What if we blew off all of our internal meetings this week and only talked to customers?
What if we didn’t refactor our roadmap…again?
What if we didn’t spend time fighting for headcount from HR, phones from IT, or travel from Finance?
What if we ignored all of the built up processes and built something awesome anyway?
What if instead of 20 hours of meetings, you spent 20 hours blogging, tweeting, and talking with potential customers online?
What if we stopped trying to connect our internal projects and started connecting with customer needs?
What if we never used another quantitative report again?
What if all of the analysts disappeared from the Earth tomorrow?
What if we became a brand?
What if we became THE brand?
What if employees sought us out?
What if customers sought us out?
What if we created a product category?
What if we scaled 10, 100, or 1000x next week?

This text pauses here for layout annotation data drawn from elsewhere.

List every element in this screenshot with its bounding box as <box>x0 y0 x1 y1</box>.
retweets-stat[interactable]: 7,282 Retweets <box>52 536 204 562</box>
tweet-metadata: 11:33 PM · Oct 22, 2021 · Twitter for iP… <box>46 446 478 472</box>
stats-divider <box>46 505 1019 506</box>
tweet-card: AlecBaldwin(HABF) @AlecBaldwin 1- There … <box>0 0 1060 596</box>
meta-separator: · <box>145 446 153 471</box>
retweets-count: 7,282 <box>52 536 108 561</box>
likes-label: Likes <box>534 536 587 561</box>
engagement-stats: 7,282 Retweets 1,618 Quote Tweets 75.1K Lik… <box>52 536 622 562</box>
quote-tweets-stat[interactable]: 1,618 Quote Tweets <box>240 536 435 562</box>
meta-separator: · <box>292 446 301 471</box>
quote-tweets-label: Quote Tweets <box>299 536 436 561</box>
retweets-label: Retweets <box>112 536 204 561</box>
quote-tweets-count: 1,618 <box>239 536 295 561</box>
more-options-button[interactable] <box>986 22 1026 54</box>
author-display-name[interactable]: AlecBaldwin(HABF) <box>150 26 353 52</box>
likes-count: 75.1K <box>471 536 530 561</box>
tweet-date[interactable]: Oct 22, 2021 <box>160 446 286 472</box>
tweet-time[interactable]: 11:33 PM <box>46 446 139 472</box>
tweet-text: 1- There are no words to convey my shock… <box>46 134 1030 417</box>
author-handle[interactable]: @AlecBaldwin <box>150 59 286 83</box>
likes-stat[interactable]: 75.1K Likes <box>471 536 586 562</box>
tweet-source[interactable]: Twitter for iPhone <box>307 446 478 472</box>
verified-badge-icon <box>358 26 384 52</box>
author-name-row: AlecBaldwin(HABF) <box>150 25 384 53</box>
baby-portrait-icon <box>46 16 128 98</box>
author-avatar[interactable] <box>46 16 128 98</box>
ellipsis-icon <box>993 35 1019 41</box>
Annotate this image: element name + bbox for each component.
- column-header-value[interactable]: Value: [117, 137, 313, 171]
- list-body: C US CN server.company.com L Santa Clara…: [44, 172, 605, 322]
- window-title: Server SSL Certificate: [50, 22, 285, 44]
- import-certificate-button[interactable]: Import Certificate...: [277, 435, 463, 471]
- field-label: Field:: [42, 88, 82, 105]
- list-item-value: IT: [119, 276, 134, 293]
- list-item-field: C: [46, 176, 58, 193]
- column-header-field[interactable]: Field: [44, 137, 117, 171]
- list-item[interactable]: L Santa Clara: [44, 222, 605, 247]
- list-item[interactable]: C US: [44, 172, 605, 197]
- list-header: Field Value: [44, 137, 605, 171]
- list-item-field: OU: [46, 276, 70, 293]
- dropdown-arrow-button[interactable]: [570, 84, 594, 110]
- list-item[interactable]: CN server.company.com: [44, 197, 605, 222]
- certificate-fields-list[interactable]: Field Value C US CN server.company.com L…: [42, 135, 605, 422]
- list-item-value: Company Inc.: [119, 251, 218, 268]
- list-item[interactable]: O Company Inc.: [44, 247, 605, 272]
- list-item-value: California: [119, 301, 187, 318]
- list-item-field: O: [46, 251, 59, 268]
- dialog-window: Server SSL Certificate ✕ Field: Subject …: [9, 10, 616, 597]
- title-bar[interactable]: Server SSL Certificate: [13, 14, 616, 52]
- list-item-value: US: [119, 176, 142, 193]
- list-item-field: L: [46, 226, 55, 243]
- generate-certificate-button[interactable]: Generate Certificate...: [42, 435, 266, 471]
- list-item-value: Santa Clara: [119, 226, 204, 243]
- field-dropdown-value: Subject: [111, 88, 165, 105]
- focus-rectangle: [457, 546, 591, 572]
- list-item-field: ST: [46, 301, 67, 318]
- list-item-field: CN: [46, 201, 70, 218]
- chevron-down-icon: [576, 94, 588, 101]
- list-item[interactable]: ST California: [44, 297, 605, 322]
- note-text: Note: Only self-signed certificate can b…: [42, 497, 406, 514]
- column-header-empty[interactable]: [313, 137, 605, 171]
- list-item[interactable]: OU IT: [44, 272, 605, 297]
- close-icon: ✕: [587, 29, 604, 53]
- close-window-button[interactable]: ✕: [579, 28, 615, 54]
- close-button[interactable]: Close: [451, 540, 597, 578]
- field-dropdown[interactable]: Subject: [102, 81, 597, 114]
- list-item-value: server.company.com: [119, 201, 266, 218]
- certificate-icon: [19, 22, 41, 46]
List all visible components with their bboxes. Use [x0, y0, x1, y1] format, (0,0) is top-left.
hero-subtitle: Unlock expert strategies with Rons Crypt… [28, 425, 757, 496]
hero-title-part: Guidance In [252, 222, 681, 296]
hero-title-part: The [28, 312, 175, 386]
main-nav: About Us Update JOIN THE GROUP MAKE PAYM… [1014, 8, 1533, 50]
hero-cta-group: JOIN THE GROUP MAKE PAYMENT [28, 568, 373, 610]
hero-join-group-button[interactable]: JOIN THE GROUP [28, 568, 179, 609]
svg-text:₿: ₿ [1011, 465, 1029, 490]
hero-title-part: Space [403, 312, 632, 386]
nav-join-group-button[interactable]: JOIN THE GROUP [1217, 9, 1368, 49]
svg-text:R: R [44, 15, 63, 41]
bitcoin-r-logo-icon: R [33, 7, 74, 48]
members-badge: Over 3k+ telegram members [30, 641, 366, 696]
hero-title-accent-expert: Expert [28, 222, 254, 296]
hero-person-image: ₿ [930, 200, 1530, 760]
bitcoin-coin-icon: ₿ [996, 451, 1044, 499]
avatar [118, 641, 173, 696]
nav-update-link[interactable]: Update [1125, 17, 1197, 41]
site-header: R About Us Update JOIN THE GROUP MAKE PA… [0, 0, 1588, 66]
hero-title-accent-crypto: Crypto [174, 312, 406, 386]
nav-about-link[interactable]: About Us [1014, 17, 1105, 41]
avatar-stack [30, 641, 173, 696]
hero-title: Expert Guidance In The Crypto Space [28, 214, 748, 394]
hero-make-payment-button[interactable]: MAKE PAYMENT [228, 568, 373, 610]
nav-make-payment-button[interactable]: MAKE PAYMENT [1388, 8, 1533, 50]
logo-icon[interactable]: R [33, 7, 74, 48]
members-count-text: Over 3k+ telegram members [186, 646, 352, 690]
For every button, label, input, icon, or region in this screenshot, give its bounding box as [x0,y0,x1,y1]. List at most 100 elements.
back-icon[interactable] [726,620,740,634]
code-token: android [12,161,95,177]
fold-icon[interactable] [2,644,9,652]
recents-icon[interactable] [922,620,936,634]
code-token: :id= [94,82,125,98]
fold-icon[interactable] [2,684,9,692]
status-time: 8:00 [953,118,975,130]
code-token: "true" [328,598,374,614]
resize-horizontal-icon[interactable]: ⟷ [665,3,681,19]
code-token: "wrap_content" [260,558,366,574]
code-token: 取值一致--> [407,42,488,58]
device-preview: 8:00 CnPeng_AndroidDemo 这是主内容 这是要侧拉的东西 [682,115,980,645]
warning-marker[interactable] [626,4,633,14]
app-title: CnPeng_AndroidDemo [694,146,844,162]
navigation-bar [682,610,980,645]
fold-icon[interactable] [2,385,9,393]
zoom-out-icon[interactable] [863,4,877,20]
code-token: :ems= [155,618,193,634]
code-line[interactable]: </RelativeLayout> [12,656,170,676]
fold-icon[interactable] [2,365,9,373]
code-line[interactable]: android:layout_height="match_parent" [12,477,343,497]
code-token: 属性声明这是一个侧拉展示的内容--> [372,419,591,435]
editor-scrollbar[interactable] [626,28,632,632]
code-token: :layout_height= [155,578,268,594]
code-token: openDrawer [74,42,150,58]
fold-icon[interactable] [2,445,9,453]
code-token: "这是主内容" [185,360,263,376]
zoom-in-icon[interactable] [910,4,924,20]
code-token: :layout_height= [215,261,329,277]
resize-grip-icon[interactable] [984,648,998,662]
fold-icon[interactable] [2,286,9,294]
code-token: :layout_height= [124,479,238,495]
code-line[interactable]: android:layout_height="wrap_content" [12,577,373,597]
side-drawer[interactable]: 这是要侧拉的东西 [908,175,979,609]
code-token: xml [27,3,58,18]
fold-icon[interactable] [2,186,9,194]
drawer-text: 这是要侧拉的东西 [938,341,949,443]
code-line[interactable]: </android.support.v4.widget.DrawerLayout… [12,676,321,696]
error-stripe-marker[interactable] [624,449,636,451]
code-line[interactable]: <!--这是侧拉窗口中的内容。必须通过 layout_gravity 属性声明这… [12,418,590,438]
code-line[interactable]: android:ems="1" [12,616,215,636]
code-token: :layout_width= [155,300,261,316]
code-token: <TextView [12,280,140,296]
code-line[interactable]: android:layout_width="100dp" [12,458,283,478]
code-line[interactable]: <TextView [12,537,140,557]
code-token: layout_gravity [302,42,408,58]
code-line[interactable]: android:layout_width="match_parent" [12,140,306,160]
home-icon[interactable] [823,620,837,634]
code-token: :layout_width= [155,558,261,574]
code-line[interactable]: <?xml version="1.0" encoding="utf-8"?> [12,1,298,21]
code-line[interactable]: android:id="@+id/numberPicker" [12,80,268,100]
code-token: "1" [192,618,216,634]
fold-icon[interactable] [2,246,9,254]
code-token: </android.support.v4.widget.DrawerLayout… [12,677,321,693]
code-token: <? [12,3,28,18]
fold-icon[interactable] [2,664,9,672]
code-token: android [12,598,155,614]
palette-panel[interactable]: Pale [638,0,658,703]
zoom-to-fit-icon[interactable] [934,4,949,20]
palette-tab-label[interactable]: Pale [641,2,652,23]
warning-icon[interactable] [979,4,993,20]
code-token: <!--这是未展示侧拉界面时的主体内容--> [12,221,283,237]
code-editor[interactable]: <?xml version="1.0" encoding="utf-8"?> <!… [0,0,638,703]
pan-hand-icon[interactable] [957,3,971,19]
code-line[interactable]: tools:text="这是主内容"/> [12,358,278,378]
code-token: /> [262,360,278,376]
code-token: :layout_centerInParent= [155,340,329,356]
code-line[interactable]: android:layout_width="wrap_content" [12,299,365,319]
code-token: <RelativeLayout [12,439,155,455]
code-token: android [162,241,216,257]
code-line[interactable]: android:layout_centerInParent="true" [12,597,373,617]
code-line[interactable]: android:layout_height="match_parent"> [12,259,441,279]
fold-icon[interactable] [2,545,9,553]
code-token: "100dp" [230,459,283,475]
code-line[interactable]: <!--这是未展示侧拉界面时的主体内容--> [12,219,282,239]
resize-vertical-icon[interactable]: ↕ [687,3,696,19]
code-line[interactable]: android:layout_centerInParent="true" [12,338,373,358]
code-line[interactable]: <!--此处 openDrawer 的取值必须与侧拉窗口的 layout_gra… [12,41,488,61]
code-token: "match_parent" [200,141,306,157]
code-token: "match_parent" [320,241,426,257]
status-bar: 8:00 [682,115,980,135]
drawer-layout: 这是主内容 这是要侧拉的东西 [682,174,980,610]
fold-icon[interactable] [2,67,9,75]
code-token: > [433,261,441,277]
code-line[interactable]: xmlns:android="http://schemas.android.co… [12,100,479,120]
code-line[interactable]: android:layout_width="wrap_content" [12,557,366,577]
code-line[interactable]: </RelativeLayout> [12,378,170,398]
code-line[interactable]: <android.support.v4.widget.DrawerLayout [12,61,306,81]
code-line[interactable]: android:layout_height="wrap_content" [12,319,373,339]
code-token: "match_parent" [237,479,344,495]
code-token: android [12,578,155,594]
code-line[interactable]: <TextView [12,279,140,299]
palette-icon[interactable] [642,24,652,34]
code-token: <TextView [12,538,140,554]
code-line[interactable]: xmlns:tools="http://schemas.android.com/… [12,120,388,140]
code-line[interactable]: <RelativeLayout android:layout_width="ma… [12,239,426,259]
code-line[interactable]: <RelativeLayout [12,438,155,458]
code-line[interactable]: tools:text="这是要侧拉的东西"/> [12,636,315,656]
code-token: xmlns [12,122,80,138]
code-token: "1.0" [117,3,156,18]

What if we built a Billion dollar business?
What if?

{ 5 comments… read them below or add one }
“What if?”
Short answer: we wouldn’t be here. We’d be doing something else.
The catch is that the word “if” sweeps our feet from the present ground and allows us a illusionary shortcut to the future. We lose context and focus on the moment in exchange for a hint of the future, as cleverly explored/exposed above.
The result, we Product/Project/Risk Mgmt professionals might recognize, is often headaches and heartburns over little/nothing.
Lesson Learned: favor factual, pragmatic data or even true insight over someone else’s concerns / criticism or even venting impulsive thoughts.
Paul,
I’m curious as to what inspired this post?
It’s an interesting one and I have to admit I’ve thought of a few of these questions myself on occasion but never too a bigger picture view of numerous what ifs as you did.
So, did some external event trigger this thought stream?
Saeed
paul,
i have been there. keep keep fighting the good fight and things will turn out (one way or another).
josh
I replied to Saeed directly in email, but for the record: this came from a combination of frustration and hope. Frustration with all of the distractions that come with the job, and hope that we can overcome them to achieve a sizable business opportunity.
Here, here. These are the voices I hear in my head when the sauce doesn’t taste the same, there’s too many cooks in the kitchen … or when you just want to get up and start a small cafe on the beach.